Chile raises merger threshold
Chile is significantly increasing its merger notification thresholds, by almost 45 per cent for the total turnover of all companies involved in a deal, and by 55 per cent for the turnover of at least two companies in a deal.
The changes were announced last week, less than two years after the National Economic Prosecutor introduced a mandatory merger regime, according to competition and antitrust partner Ignacio Larraín at law firm Philippi Prietocarrizosa Ferrero DU & Uria (PPU).
Larraín (pictured) said the higher threshold should enable the authority to be more dedicated to analysing and reviewing deals that raise real competition concerns, while also allowing the efficient approval of those that do not present antitrust concerns.
The new rules will come into force on August 9.
While Chile’s currency is the peso, it uses the inflation-indexed Unidad de Fomento (UF) to denominate certain long-term transactions such as the value of housing and any secured loans.
The total domestic turnover threshold will increase from UF 1.8 million ($74 million) to UF 2.5 million ($107.2 million).
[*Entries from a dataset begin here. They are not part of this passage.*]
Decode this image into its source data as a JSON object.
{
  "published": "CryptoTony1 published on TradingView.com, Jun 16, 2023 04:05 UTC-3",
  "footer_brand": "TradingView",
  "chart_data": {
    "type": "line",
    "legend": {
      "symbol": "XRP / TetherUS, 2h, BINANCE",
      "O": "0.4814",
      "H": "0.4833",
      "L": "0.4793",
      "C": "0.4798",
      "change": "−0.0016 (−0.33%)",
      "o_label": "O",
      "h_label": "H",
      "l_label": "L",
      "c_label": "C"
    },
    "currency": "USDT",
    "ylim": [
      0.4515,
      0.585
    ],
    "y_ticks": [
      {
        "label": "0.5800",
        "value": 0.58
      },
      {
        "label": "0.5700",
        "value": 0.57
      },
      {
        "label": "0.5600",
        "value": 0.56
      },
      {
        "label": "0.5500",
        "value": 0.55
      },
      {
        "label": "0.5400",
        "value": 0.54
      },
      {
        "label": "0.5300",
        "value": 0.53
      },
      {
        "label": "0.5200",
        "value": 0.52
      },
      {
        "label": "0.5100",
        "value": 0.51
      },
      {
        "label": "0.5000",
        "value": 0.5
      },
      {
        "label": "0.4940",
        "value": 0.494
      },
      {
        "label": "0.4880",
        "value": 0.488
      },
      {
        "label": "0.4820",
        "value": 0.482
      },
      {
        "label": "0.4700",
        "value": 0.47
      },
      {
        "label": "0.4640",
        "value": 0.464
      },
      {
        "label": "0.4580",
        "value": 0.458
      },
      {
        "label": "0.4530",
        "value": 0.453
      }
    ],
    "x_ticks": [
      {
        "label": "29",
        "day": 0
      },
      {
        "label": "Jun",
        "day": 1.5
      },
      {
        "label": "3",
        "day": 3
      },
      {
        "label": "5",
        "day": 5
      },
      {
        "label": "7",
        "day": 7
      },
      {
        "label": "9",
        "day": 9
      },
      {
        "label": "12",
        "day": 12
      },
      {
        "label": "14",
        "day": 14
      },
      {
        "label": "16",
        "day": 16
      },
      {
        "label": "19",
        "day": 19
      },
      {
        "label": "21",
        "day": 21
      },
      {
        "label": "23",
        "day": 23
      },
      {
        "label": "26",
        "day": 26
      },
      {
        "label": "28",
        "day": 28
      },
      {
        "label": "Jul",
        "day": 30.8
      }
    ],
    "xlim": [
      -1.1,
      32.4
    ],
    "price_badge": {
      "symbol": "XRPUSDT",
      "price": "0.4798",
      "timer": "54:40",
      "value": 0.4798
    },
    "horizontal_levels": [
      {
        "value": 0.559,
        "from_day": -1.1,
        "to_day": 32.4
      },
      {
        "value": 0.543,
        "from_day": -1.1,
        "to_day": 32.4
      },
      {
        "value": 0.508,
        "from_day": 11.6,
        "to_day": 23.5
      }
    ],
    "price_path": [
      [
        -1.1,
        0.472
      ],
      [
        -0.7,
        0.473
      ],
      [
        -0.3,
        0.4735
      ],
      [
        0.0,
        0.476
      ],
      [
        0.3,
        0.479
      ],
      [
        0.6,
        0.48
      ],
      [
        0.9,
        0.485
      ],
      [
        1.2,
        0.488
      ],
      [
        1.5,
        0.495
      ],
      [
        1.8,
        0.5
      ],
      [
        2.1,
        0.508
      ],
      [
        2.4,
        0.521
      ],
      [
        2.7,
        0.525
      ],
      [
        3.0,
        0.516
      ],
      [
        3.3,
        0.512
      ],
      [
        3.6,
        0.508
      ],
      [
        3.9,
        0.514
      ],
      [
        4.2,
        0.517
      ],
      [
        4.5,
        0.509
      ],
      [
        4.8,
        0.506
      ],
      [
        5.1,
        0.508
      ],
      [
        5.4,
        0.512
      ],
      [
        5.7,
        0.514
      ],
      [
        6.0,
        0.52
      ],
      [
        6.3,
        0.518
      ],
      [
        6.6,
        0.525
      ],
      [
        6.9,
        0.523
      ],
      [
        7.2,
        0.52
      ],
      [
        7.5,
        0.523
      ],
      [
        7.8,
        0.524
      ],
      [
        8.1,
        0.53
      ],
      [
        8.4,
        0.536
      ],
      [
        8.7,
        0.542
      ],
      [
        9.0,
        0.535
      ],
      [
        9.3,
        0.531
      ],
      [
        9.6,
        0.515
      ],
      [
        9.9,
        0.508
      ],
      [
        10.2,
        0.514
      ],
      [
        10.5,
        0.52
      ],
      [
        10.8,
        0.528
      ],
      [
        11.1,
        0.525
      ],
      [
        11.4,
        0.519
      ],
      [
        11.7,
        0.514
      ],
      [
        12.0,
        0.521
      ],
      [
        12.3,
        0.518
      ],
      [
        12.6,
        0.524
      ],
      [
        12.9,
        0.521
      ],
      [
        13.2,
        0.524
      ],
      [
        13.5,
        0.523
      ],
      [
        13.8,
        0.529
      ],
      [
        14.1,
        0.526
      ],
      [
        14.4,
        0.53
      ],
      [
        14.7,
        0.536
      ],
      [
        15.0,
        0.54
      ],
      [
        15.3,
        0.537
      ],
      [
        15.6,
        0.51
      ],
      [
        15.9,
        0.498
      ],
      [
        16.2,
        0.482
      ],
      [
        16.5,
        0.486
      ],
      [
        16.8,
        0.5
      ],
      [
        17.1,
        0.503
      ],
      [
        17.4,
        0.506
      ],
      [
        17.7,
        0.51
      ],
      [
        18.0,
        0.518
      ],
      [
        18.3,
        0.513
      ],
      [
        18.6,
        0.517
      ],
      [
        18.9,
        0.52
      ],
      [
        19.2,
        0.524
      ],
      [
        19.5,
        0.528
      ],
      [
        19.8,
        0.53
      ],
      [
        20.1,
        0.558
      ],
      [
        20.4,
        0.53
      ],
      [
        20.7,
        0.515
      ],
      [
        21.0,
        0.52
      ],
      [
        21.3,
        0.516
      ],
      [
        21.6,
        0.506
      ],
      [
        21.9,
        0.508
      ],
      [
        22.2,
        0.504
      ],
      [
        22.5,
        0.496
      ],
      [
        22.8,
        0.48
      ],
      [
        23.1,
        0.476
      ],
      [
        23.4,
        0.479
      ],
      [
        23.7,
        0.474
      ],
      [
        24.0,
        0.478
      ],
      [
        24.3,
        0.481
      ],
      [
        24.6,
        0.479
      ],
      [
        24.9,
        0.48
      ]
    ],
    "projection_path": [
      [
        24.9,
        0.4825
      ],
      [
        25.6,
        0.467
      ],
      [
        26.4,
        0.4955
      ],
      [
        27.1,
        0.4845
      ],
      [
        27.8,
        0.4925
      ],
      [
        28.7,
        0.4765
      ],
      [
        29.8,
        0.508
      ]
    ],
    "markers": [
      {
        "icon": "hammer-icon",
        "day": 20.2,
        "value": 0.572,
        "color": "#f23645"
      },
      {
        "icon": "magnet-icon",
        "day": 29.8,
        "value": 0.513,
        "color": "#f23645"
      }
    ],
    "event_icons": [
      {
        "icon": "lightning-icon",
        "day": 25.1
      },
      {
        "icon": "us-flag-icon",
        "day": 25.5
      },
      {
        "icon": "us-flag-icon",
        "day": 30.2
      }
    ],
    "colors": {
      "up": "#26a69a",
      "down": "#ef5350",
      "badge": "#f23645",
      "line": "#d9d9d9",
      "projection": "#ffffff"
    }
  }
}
The threshold for domestic turnover of at least two companies involved in a deal will increase from UF 290,000 ($11.9 million) to UF 450,000 ($18.5 million).
An analysis published by the competition authority shows that the 12 deals the enforcer blocked or approved with remedies since mandatory notification came into force in June 2017 would have been caught by the higher merger threshold as well.
The report also noted that 13 of the 44 mergers the authority approved unconditionally at Phase I would not have needed to notify under the new threshold, substantially reducing costs for both the companies and the government, the report said.
National Economic Prosecutor Ricardo Riesco said the new thresholds combined international best practice with the authority’s experience since the merger control regime was introduced.
The increase allows the enforcer to focus on the deals that could substantially reduce competition, he added.